Le projet de loi soumis à la Douma confie au Rosfinmonitoring la mission de suivre la totalité des flux crypto sur le territoire russe. Le seuil de 60 000 roubles détermine deux niveaux de contrôle. En dessous, seuls le nom de la personne physique ou la raison sociale et l’adresse du portefeuille sont exigés. La Russie avait déjà amorcé un encadrement renforcé dès l’adoption de sa réforme fiscale crypto et poursuit ici une logique de traçabilité intégrale.

Au-dessus de ce montant, l’administration collecte les noms complets, adresses physiques, dates de naissance et numéros d’identification fiscale des émetteurs comme des destinataires. Pour les opérations de commerce international dépassant 1 million de roubles, le niveau de détail est encore renforcé. Les dépositaires numériques russes et les institutions financières étrangères devront transmettre ces informations de manière systématique. Ce dispositif prolonge directement la logique des sanctions européennes visant les exchanges liés à la Russie.

Pourquoi un tel durcissement réglementaire en 2026 ?

Moscou accélère la construction d’un cadre de contrôle national sur les crypto-actifs. Le gouvernement justifie cette surveillance intégrale par la lutte contre le blanchiment et le financement du terrorisme, mais aussi par la volonté de suivre les flux transfrontaliers alors que les sanctions de l’UE ciblent les plateformes crypto russes.

Le projet de loi introduit parallèlement une limite d’exposition des banques aux actifs numériques : 1 % des fonds propres du groupe bancaire. Les établissements devront détenir des fonds correspondants pour couvrir intégralement les cryptomonnaies achetées, une exigence qui renchérit significativement le coût de détention pour le secteur bancaire. La banque centrale russe obtient aussi le pouvoir de restreindre ou d’interdire certaines opérations crypto si elles menacent les intérêts des investisseurs ou la stabilité financière, élargissant un arsenal déjà testé lors de la loi crypto encadrant les exchanges.

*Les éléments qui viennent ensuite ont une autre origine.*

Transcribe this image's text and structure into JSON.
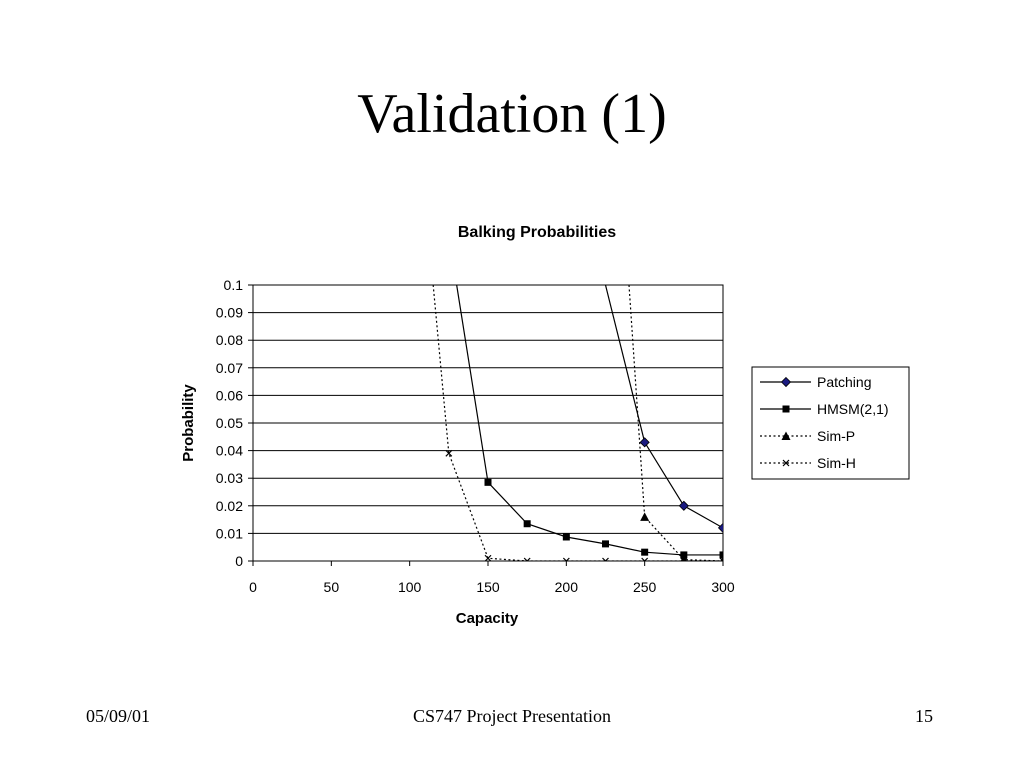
{
  "slide": {
    "title": "Validation (1)",
    "footer_left": "05/09/01",
    "footer_center": "CS747 Project Presentation",
    "footer_right": "15"
  },
  "chart_data": {
    "type": "line",
    "title": "Balking Probabilities",
    "xlabel": "Capacity",
    "ylabel": "Probability",
    "xlim": [
      0,
      300
    ],
    "ylim": [
      0,
      0.1
    ],
    "x_ticks": [
      "0",
      "50",
      "100",
      "150",
      "200",
      "250",
      "300"
    ],
    "y_ticks": [
      "0",
      "0.01",
      "0.02",
      "0.03",
      "0.04",
      "0.05",
      "0.06",
      "0.07",
      "0.08",
      "0.09",
      "0.1"
    ],
    "grid": "horizontal",
    "legend_position": "right",
    "series": [
      {
        "name": "Patching",
        "line": "solid",
        "marker": "diamond",
        "marker_color": "#1a1a80",
        "x": [
          225,
          250,
          275,
          300
        ],
        "y": [
          0.1,
          0.043,
          0.02,
          0.012
        ],
        "marked": [
          false,
          true,
          true,
          true
        ]
      },
      {
        "name": "HMSM(2,1)",
        "line": "solid",
        "marker": "square",
        "marker_color": "#000000",
        "x": [
          130,
          150,
          175,
          200,
          225,
          250,
          275,
          300
        ],
        "y": [
          0.1,
          0.0285,
          0.0135,
          0.0087,
          0.0062,
          0.0032,
          0.0022,
          0.0022
        ],
        "marked": [
          false,
          true,
          true,
          true,
          true,
          true,
          true,
          true
        ]
      },
      {
        "name": "Sim-P",
        "line": "dotted",
        "marker": "triangle",
        "marker_color": "#000000",
        "x": [
          240,
          250,
          275,
          300
        ],
        "y": [
          0.1,
          0.016,
          0.0005,
          0.0
        ],
        "marked": [
          false,
          true,
          true,
          true
        ]
      },
      {
        "name": "Sim-H",
        "line": "dotted",
        "marker": "x",
        "marker_color": "#000000",
        "x": [
          115,
          125,
          150,
          175,
          200,
          225,
          250,
          275,
          300
        ],
        "y": [
          0.1,
          0.039,
          0.001,
          0.0,
          0.0,
          0.0,
          0.0,
          0.0,
          0.0
        ],
        "marked": [
          false,
          true,
          true,
          true,
          true,
          true,
          true,
          true,
          true
        ]
      }
    ]
  }
}
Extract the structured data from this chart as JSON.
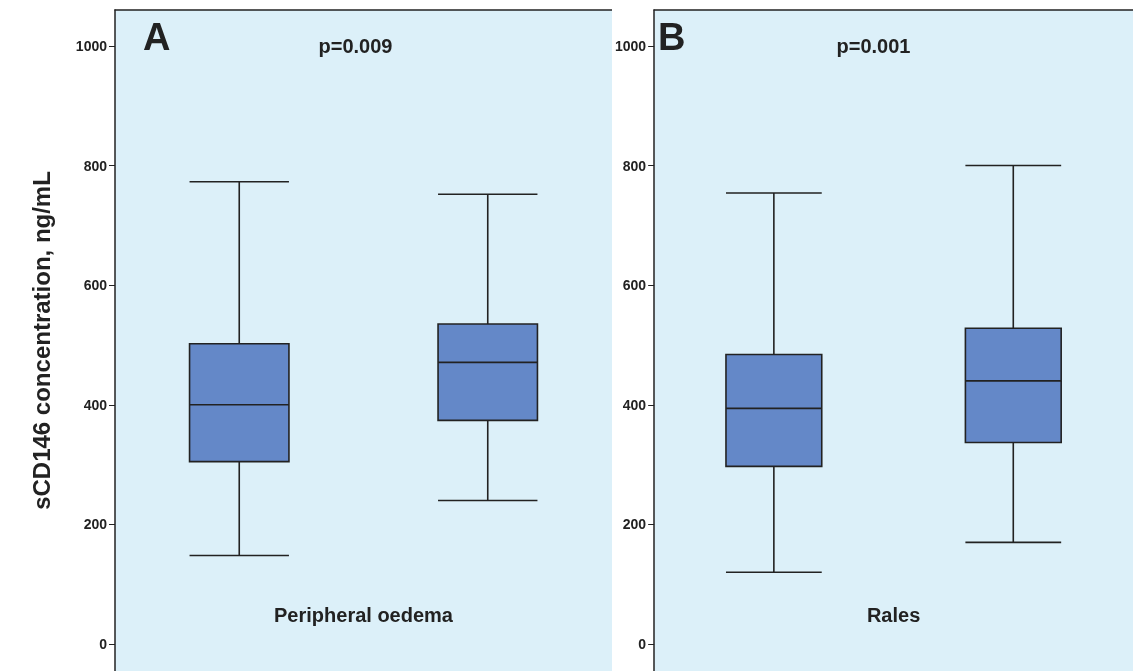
{
  "chart_data": [
    {
      "type": "box",
      "categories": [
        null,
        null
      ],
      "xlabel": "Peripheral oedema",
      "ylabel": "sCD146 concentration, ng/mL",
      "annotations": [
        "A",
        "p=0.009"
      ],
      "color": "#6488c8",
      "ylim": [
        -45,
        1060
      ],
      "yticks": [
        0,
        200,
        400,
        600,
        800,
        1000
      ],
      "boxes": [
        {
          "low": 148,
          "q1": 305,
          "median": 400,
          "q3": 502,
          "high": 773
        },
        {
          "low": 240,
          "q1": 374,
          "median": 471,
          "q3": 535,
          "high": 752
        }
      ]
    },
    {
      "type": "box",
      "categories": [
        null,
        null
      ],
      "xlabel": "Rales",
      "annotations": [
        "B",
        "p=0.001"
      ],
      "color": "#6488c8",
      "ylim": [
        -45,
        1060
      ],
      "yticks": [
        0,
        200,
        400,
        600,
        800,
        1000
      ],
      "boxes": [
        {
          "low": 120,
          "q1": 297,
          "median": 394,
          "q3": 484,
          "high": 754
        },
        {
          "low": 170,
          "q1": 337,
          "median": 440,
          "q3": 528,
          "high": 800
        }
      ]
    }
  ]
}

Quel calendrier pour l’entrée en vigueur ?

Le texte devait initialement entrer en application le 1er juillet 2026. Les débats parlementaires ont pris du retard et une nouvelle échéance au 1er septembre 2026 est désormais évoquée. Cette période transitoire laisse quelques semaines aux acteurs du secteur pour adapter leurs procédures de conformité.

Le dispositif renforce une architecture de surveillance déjà visible dans d’autres juridictions. L’Union européenne a notamment renforcé ses propres mécanismes de traçabilité ces derniers mois, dans un contexte de tensions géopolitiques persistantes.

Surveillance crypto Russie : flux de données Représentation des seuils de déclenchement du reporting Rosfinmonitoring : en dessous de 60 000 roubles (données minimales), au-dessus (données complètes), et commerce extérieur au-dessus de 1 million de roubles (données exhaustives). Surveillance crypto : seuils de déclenchement < 60 000 RUB Nom + adresse wallet Seuil > 60 000 RUB Noms, adresses, NIF Export > 1 M RUB Données exhaustives Source : Wu Blockchain, PANews, 10 juillet 2026

À retenir

Le projet de loi russe franchit un cap dans la surveillance étatique des flux crypto, avec un seuil de 60 000 roubles qui couvre la majorité des transactions courantes. Le précédent dispositif européen avait déjà montré la détermination des régulateurs à suivre les flux transfrontaliers. Le 1er septembre 2026 sera la prochaine échéance à surveiller pour les utilisateurs et plateformes opérant en Russie.